Stigter Van Doesburg is pleased to present the first solo show by Egyptian artist Dina Danish at the gallery.
The title of the exhibition refers to the American poet Jack Spicer. Spicer (1925-1965) was among the founders of “6” gallery in Fillmore Street where the Beat generation was launched, but he always preferred to remain an outsider to the group. Inspired by Surrealism, he used to claim that poetry was coming to him from outside forces - like Martians - and that he functioned as a transmitter for dictated lines and rhymes. He compared the poet to some one hosting a pinball machine, which he also considered to be an ideal graveyard for himself. With this in mind Danish transformed the whole gallery into a gigantic pinball machine. Deliberately a bit clumsy done, but all the forms and tools are still recognizable. As a visitor you become the ball, finding your way through objects and obstacles, waiting for the right moment to hit or run. For Danish the encounter between life and props is what it is all about: the props in the space loose their relevance as forms, and become facilitators for the transmission of energy, meaning and matter. Far from a perspective of historical exactness, Danish rewrites biographies and moments of the past. She reinterprets the subject’s intentions, creating new possible understandings. If “Words are what sticks to the real”, as Jack Spicer wrote in ‘After Lorca’, then mimicking the scoreboard of a pinball-machine sticks perfectly to Jack Spicer’s words.
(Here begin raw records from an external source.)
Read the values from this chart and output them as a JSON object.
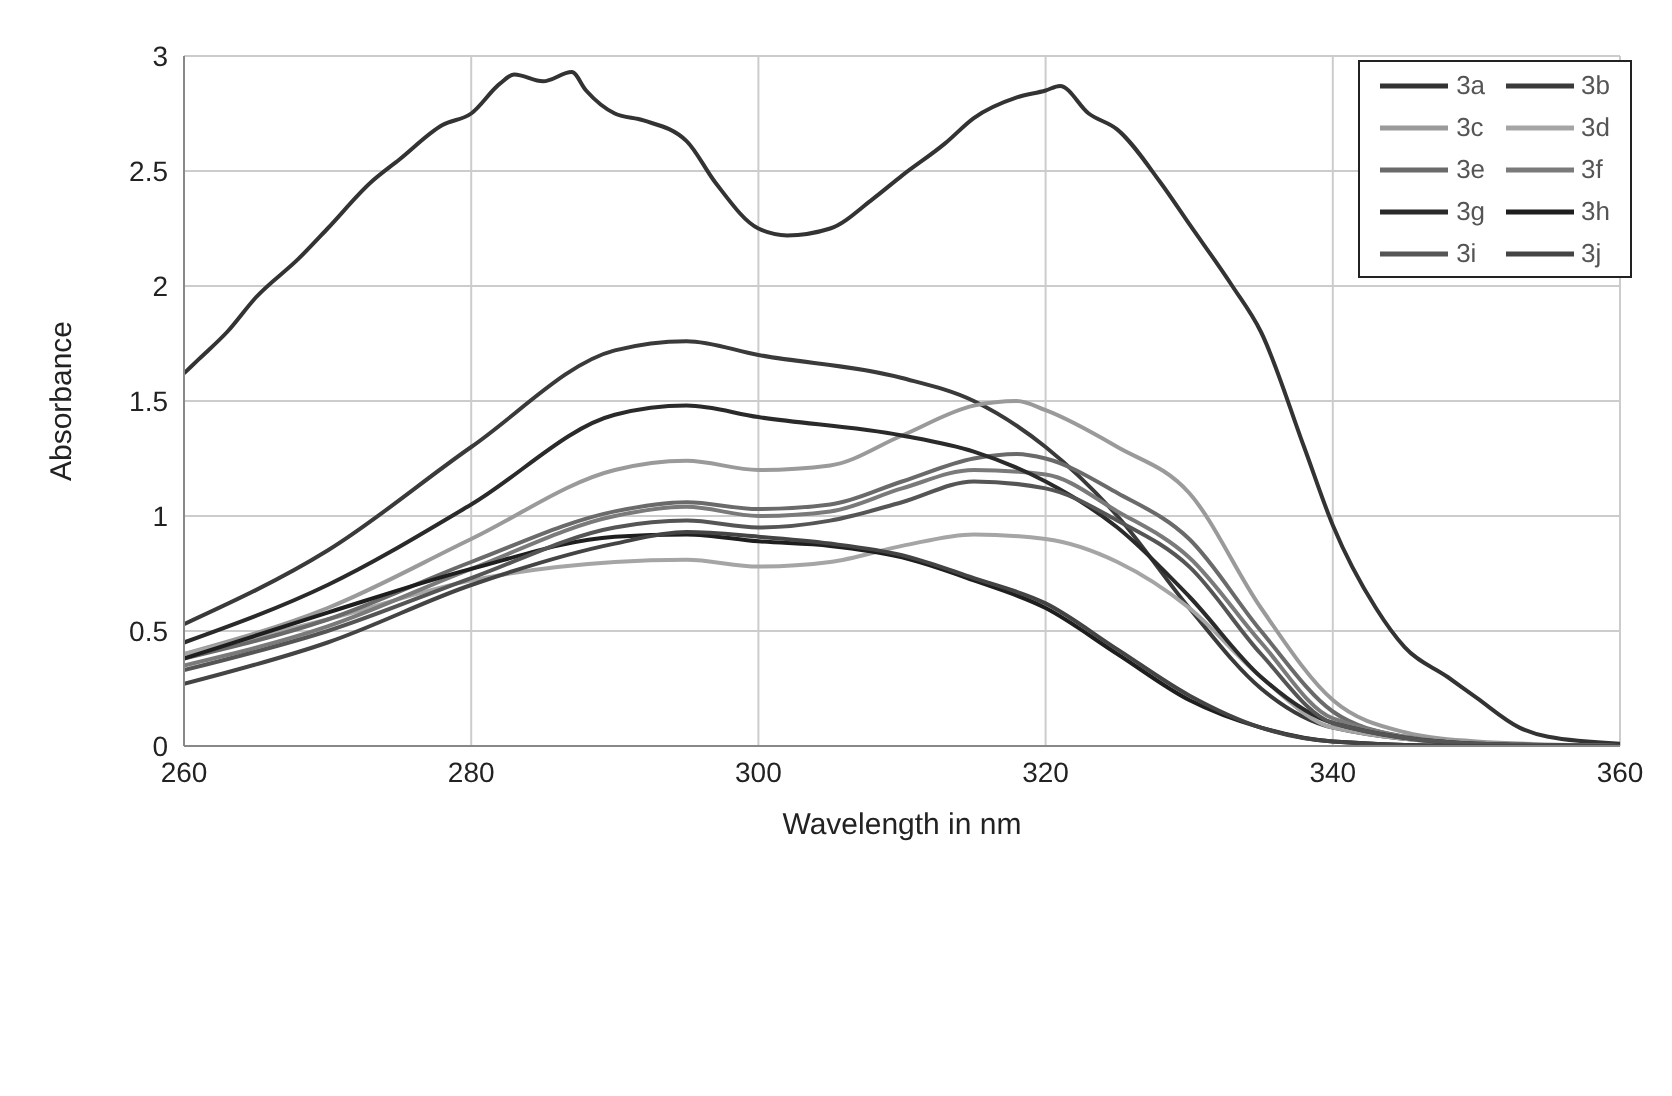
{
  "chart_data": {
    "type": "line",
    "xlabel": "Wavelength in nm",
    "ylabel": "Absorbance",
    "xlim": [
      260,
      360
    ],
    "xticks": [
      260,
      280,
      300,
      320,
      340,
      360
    ],
    "ylim": [
      0,
      3
    ],
    "yticks": [
      0,
      0.5,
      1,
      1.5,
      2,
      2.5,
      3
    ],
    "grid": true,
    "legend": "top right",
    "marker": "none",
    "line_style": "solid",
    "series": [
      {
        "name": "3a",
        "color": "#333333",
        "x": [
          260,
          261,
          263,
          265,
          268,
          270,
          273,
          275,
          278,
          280,
          282,
          283,
          285,
          287,
          288,
          290,
          292,
          295,
          297,
          300,
          302,
          305,
          308,
          310,
          313,
          315,
          318,
          320,
          321,
          323,
          325,
          328,
          330,
          333,
          335,
          338,
          340,
          343,
          345,
          348,
          350,
          353,
          355,
          360
        ],
        "values": [
          1.62,
          1.68,
          1.8,
          1.95,
          2.12,
          2.25,
          2.45,
          2.55,
          2.7,
          2.75,
          2.88,
          2.92,
          2.89,
          2.93,
          2.85,
          2.75,
          2.72,
          2.63,
          2.45,
          2.25,
          2.22,
          2.25,
          2.38,
          2.48,
          2.62,
          2.73,
          2.82,
          2.85,
          2.87,
          2.75,
          2.68,
          2.45,
          2.27,
          2.0,
          1.8,
          1.3,
          0.96,
          0.6,
          0.43,
          0.3,
          0.21,
          0.08,
          0.04,
          0.01
        ]
      },
      {
        "name": "3b",
        "color": "#3a3a3a",
        "x": [
          260,
          270,
          280,
          290,
          295,
          300,
          310,
          315,
          320,
          325,
          330,
          335,
          340,
          350,
          360
        ],
        "values": [
          0.53,
          0.85,
          1.3,
          1.72,
          1.76,
          1.7,
          1.6,
          1.5,
          1.3,
          1.0,
          0.6,
          0.25,
          0.08,
          0.01,
          0
        ]
      },
      {
        "name": "3c",
        "color": "#9a9a9a",
        "x": [
          260,
          270,
          280,
          290,
          295,
          300,
          305,
          310,
          315,
          318,
          320,
          325,
          330,
          335,
          340,
          345,
          350,
          360
        ],
        "values": [
          0.4,
          0.6,
          0.9,
          1.2,
          1.24,
          1.2,
          1.22,
          1.35,
          1.48,
          1.5,
          1.46,
          1.3,
          1.1,
          0.6,
          0.2,
          0.06,
          0.02,
          0
        ]
      },
      {
        "name": "3d",
        "color": "#a5a5a5",
        "x": [
          260,
          270,
          280,
          290,
          295,
          300,
          305,
          310,
          315,
          320,
          325,
          330,
          335,
          340,
          350,
          360
        ],
        "values": [
          0.4,
          0.55,
          0.72,
          0.8,
          0.81,
          0.78,
          0.8,
          0.87,
          0.92,
          0.9,
          0.8,
          0.6,
          0.3,
          0.08,
          0.01,
          0
        ]
      },
      {
        "name": "3e",
        "color": "#6a6a6a",
        "x": [
          260,
          270,
          280,
          290,
          295,
          300,
          305,
          310,
          315,
          318,
          320,
          325,
          330,
          335,
          340,
          345,
          350,
          360
        ],
        "values": [
          0.38,
          0.55,
          0.8,
          1.02,
          1.06,
          1.03,
          1.05,
          1.15,
          1.25,
          1.27,
          1.25,
          1.1,
          0.9,
          0.5,
          0.15,
          0.04,
          0.01,
          0
        ]
      },
      {
        "name": "3f",
        "color": "#7a7a7a",
        "x": [
          260,
          270,
          280,
          290,
          295,
          300,
          305,
          310,
          315,
          320,
          325,
          330,
          335,
          340,
          350,
          360
        ],
        "values": [
          0.35,
          0.52,
          0.77,
          1.0,
          1.04,
          1.0,
          1.02,
          1.12,
          1.2,
          1.18,
          1.02,
          0.82,
          0.45,
          0.12,
          0.01,
          0
        ]
      },
      {
        "name": "3g",
        "color": "#2a2a2a",
        "x": [
          260,
          270,
          280,
          290,
          295,
          300,
          310,
          315,
          320,
          325,
          330,
          335,
          340,
          350,
          360
        ],
        "values": [
          0.45,
          0.7,
          1.05,
          1.44,
          1.48,
          1.43,
          1.35,
          1.28,
          1.15,
          0.95,
          0.65,
          0.3,
          0.1,
          0.01,
          0
        ]
      },
      {
        "name": "3h",
        "color": "#1e1e1e",
        "x": [
          260,
          270,
          280,
          290,
          295,
          300,
          305,
          310,
          315,
          320,
          325,
          330,
          335,
          340,
          350,
          360
        ],
        "values": [
          0.38,
          0.58,
          0.77,
          0.91,
          0.92,
          0.89,
          0.87,
          0.82,
          0.72,
          0.6,
          0.4,
          0.2,
          0.08,
          0.02,
          0,
          0
        ]
      },
      {
        "name": "3i",
        "color": "#555555",
        "x": [
          260,
          270,
          280,
          290,
          295,
          300,
          305,
          310,
          315,
          320,
          325,
          330,
          335,
          340,
          350,
          360
        ],
        "values": [
          0.33,
          0.5,
          0.73,
          0.95,
          0.98,
          0.95,
          0.98,
          1.06,
          1.15,
          1.12,
          0.98,
          0.78,
          0.4,
          0.1,
          0.01,
          0
        ]
      },
      {
        "name": "3j",
        "color": "#444444",
        "x": [
          260,
          270,
          280,
          290,
          295,
          300,
          305,
          310,
          315,
          320,
          325,
          330,
          335,
          340,
          350,
          360
        ],
        "values": [
          0.27,
          0.45,
          0.7,
          0.88,
          0.93,
          0.91,
          0.88,
          0.83,
          0.73,
          0.62,
          0.42,
          0.22,
          0.08,
          0.02,
          0,
          0
        ]
      }
    ]
  }
}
At the back space we show the work Stop, Sun! Continue, Sun!. It is a diptych of paintings, one of which is destined to fade in sunlight. Accompanied by a script, this destiny is envisaged in the form of a dialogue between the relevant ‘characters’ – the Director, Paper One, Paper Two and the Sun – as they together work through the various stages. The work was made in response to artist John Smith's renowned film The Girl Chewing Gum (1976). The fist image in the diptych, Continue, Sun!, is the result of a specifically folded acid-based paper that has been exposed to the sun, resulting in an abstract image. Once unfolded and due to the exposure to daylight when exhibited, the image will continue to fade and eventually disappear. Hence, the title is an order to do what is beyond the artist’s control. The other image in the diptych, Stop, Sun! is a re-creation of the first image created by the sun as an oil painting, and its title is again an instruction to the sun, this time to preserve the image.